Centro Hospitalar de Leiria, EPE vem recorrer deste acórdão para a Secção do Contencioso Administrativo deste Supremo Tribunal apresentando, para o efeito, alegações onde formulou as seguintes conclusões: 1ª- Dando por reproduzida a matéria de facto assente, salientam-se como questões que convocam a reapreciação do Direito que lhes é aplicável, em resumo as seguintes: d) O CHL iniciou em Maio de 2017 um procedimento pré-contratual de concurso público com vista á escolha de co-contratante para celebração de um contrato de prestação de serviços médicos de realização de exames de ressonância magnética; e) Nesse procedimento, por aplicação do critério de adjudicação adotado, o do melhor preço, foi em 14-Set.-2017 praticado ato de adjudicação à concorrente e aqui contra-interessada A……, tendo a proposta da A. sido ordenada em segundo lugar; f) Os concorrentes foram notificados desse ato por mensagem enviada em 18-Set.-2017, nos exatos termos da comunicação transcrita no ponto 8 da matéria de facto; g) A referida comunicação contém uma listagem dos documentos de habilitação a juntar, intitulada de “Documentos Obrigatórios”, a qual inclui todos os previstos no ponto 25.1 do Programa do Concurso, à exceção da declaração prevista no seu ponto 25.1.3; h) No dia 29-Set.-2017 a adjudicatária apresentou os documentos identificados na referida listagem; 1) Em 04-Out.-2017, o CHL remeteu à adjudicatária uma mensagem com o seguinte teor: “Exmos. Senhores, Após análise aos documentos apresentados e de acordo com o Programa de Concurso, verifica-se que estão em falta os seguintes: 25.2. Informação quanto aos titulares dos órgãos sociais da empresa, designadamente no que respeita à relação ou à participação de ex- colaboradores da entidade contratante, bem como do respetivo cônjuge, algum parente ou afim em linha reta ou até 2º grau da linha colateral, ou de qualquer pessoa com quem viva em economia comum; Nesses termos, solicita-se que providenciem a remessa do documento em falta no prazo determinado.

Com os melhores cumprimentos, O CRL, EPE” j) Em 25-Out.-2017 a adjudicatária apresentou no procedimento uma declaração subscrita pela respetiva administração, correspondente ao teor do ponto 25.1.3 do Programa do Concurso; k) O ponto 25.2 do Programa do Concurso, tem a seguinte redação: “Nos termos do disposto no artigo 35.º do CCP, o adjudicatário dispõe de 3 (três) dias úteis para suprir eventuais irregularidades detetadas nos documentos de habilitação apresentados que possam levar à caducidade da adjudicação.”.

1) Em 07-Nov.-2017, foi celebrado entre o CHL e a A…… o contrato de prestação de serviços objeto deste procedimento pré-contratual.

QUANTO À ADMISSIBILIDADE DA REVISTA: 2ª - A d.
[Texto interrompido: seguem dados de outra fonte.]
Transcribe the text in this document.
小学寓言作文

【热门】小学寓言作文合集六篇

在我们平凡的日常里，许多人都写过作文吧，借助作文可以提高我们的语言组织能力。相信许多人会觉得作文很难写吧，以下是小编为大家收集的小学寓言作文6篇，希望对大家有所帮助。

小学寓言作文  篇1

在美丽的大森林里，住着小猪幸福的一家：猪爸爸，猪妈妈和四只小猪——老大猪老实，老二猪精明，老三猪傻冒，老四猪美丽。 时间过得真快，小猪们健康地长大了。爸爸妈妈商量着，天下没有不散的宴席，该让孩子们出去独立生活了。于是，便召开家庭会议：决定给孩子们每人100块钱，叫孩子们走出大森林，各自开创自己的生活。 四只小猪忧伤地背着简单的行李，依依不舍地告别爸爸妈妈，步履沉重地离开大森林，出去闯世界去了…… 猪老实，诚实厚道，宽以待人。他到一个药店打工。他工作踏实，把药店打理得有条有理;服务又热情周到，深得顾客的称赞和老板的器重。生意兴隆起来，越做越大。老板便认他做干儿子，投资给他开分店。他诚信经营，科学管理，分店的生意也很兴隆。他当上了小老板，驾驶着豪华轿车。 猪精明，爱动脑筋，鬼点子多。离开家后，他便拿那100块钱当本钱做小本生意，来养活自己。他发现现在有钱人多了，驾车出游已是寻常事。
Sentença proferida em 1.ª Instância, em aplicação do Direito aos referidos factos, julgou a ação improcedente, com dois fundamentos autónomos: a) A desculpabilidade da falta de entrega atempada da declaração prevista no ponto 25.1.3 do PC por não constar do elenco legal, nem tampouco da lista dos documentos obrigatórios que notificada com a adjudicação, neste caso por erro imputável ao CHL; b) Por não ter essa declaração a natureza de documento de habilitação, não cabendo a mesma no conceito do artigo 81.º/6 do CCP, de “...quaisquer documentos comprovativos da titularidade das habilitações legalmente exigidas para a prestação dos serviços em causa.” e não sendo, por isso, exigível.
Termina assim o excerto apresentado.